United States Department of Justice Office of Legal Policy
- Seal of the United States Department of Justice

Office overview
- Formed: 1981; 45 years ago
- Jurisdiction: Federal government of the United States
- Headquarters: Robert F. Kennedy Department of Justice Building 950 Pennsylvania Avenue NW Washington, D.C., United States
- Office executive: Daniel E. Burrows, Assistant Attorney General;
- Parent department: U.S. Department of Justice
- Website: Official website

= Office of Legal Policy =

Main strategic planning division of the US Department of Justice

The Office of Legal Policy (OLP) is a senior management office within the United States Department of Justice, which describes itself as the "focal point for the development and coordination of departmental policy." In addition to rendering legal advice to the United States attorney general and subordinate offices within the Justice Department, it serves as a nexus where major policy decisions within the department can be developed, coordinated, and implemented. The office is currently led by assistant attorney general Daniel E. Burrows.

==History==
The Office of Legal Policy (OLP) was established by Attorney General William French Smith in 1981 as the principal department office to plan, develop, and coordinate the implementation of major policy initiatives of high priority to the department and to the administration, and to assist the president and the attorney general in the administration's judicial selection process for Article III judges.

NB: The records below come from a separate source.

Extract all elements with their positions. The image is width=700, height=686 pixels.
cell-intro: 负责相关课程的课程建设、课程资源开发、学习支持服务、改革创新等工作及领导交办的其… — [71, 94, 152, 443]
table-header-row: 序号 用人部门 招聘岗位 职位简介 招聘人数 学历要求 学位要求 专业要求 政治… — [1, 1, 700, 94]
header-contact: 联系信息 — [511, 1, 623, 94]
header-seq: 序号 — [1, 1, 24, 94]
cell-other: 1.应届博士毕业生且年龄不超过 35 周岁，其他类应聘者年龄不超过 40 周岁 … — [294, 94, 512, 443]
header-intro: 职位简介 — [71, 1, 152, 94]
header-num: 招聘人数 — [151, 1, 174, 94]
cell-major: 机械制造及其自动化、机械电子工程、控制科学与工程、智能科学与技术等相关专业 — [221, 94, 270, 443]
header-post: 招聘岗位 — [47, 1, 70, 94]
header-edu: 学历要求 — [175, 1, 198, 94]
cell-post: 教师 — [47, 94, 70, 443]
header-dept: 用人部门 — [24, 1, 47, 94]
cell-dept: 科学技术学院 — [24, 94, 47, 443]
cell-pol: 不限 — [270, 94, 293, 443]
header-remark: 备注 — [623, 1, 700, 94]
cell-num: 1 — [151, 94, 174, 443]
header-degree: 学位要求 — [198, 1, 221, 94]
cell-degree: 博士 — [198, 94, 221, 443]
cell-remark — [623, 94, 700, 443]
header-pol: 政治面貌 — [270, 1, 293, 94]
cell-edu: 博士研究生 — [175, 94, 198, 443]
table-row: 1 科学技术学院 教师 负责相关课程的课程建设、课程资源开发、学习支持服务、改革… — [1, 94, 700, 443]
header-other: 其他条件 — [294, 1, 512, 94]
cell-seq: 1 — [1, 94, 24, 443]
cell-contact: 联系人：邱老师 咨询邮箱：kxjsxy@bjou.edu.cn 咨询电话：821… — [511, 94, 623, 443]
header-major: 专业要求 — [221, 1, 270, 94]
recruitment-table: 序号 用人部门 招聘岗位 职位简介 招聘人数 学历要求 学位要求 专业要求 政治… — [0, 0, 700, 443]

OLP devoted considerable efforts to the areas of criminal and civil justice reform, as had some of its predecessor policy offices (among them, the Office of Criminal Justice, the Office of Policy and Planning, and the Office for Improvements in the Administration of Justice). OLP also supervised the work of the Office of Information and Privacy (OIP) with respect to Freedom of Information and Privacy Act matters.

In 1989, the office was renamed the Office of Policy Development (OPD), and OIP was established as a separate department component. For a one-year period, OPD was organized as a component of the newly created Office of Policy and Communications, together with the Office of Public Affairs and the Office of Intergovernmental Affairs. In 1993, that structure was discontinued and OPD was established again as an independent component.

In May 2001, Attorney General John Ashcroft restored the name of the office as the Office of Legal Policy and confirmed its principal policy role within the department.

In December 2024, president-elect Donald Trump announced Aaron Reitz, chief of staff to Senator Ted Cruz, would lead the office.

In February 2026, the Senate confirmed Daniel E. Burrows as Assistant Attorney General to lead policy.